Designing for Aesthetic in Video Games Art Direction

Shahriar Shahrabi
13 min readSep 25, 2023

Part of video game art direction is clear communication. However overoptimizing for an immediate unambiguous reading of your message can make the aesthetic of your game suffer and reduce the playfulness of your visuals.

Whenever I talk about art direction, I always emphasize three points. I focus on legibility, emotional resonance and visual interest. Legibility is about clear communication of the main message through your visuals. Emotional resonance is about building the right visual associations that evoke the appropriate emotions. And visual interest is about providing enough (low level or high level semantics) visual variety to keep your viewers engaged.

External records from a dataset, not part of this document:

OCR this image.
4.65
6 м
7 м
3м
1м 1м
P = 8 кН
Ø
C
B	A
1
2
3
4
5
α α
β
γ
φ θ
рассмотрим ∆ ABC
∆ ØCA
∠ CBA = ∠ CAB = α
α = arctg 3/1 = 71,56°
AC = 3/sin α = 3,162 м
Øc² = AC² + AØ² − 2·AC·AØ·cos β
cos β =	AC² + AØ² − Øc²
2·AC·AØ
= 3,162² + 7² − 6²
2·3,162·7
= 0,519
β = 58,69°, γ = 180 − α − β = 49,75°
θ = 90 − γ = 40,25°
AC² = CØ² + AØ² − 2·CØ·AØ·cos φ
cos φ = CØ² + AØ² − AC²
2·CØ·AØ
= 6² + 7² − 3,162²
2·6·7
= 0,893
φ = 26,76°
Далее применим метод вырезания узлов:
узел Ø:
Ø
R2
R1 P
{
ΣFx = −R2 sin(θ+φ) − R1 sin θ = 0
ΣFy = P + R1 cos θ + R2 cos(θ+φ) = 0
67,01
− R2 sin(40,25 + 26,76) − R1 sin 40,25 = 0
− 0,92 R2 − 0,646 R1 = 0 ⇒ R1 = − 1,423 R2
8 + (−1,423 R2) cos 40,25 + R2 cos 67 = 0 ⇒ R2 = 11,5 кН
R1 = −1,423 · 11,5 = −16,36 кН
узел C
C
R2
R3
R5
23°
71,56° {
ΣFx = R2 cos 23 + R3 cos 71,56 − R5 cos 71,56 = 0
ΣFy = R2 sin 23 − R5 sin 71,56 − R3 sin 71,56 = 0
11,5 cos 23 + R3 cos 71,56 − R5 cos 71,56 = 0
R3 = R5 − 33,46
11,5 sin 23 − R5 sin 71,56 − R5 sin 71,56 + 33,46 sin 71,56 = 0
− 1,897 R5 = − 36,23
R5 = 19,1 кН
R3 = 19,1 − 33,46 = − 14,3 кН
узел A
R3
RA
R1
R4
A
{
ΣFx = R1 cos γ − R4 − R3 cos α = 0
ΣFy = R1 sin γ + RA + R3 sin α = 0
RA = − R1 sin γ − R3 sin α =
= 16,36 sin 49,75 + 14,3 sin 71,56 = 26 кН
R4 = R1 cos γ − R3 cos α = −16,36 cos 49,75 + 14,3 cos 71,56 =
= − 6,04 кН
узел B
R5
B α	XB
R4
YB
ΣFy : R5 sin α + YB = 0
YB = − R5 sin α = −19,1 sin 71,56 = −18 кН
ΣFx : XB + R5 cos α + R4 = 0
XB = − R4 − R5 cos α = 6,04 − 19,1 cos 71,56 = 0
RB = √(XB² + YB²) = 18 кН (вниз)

This way of thinking about art direction is practical and systematic. The three pillars give you immediate actionable steps on how to improve the visuals of your game. Once you go through them, chances are very high that you will be happy with how your game looks.

However it is just a mental model. It is a method for how to look at a problem, analyze it and come up with a solution. It doesn’t contain the entirety of what a good art direction is for video games.

Today I would like to discuss something that my standard art direction model fails to cover, and that is the topic of aesthetic.

It is the Journey, not the Destination

Consider the design of the following STOP sign. If you can read english, it is the clearest form of communication you can possibly have. The words leave very little left to your imagination, the main message of the visual is for you to stop.

Source Wikipedia

Even if you can’t speak english, the bold dominant font and the strong color scheme communicates a sense of urgency. We could design the visual to keep it language independent, such as the option below:


This has less legibility than the worded version, since the viewer needs some time to decipher and abstract away the meaning of the shapes, but it communicates to a broader audience.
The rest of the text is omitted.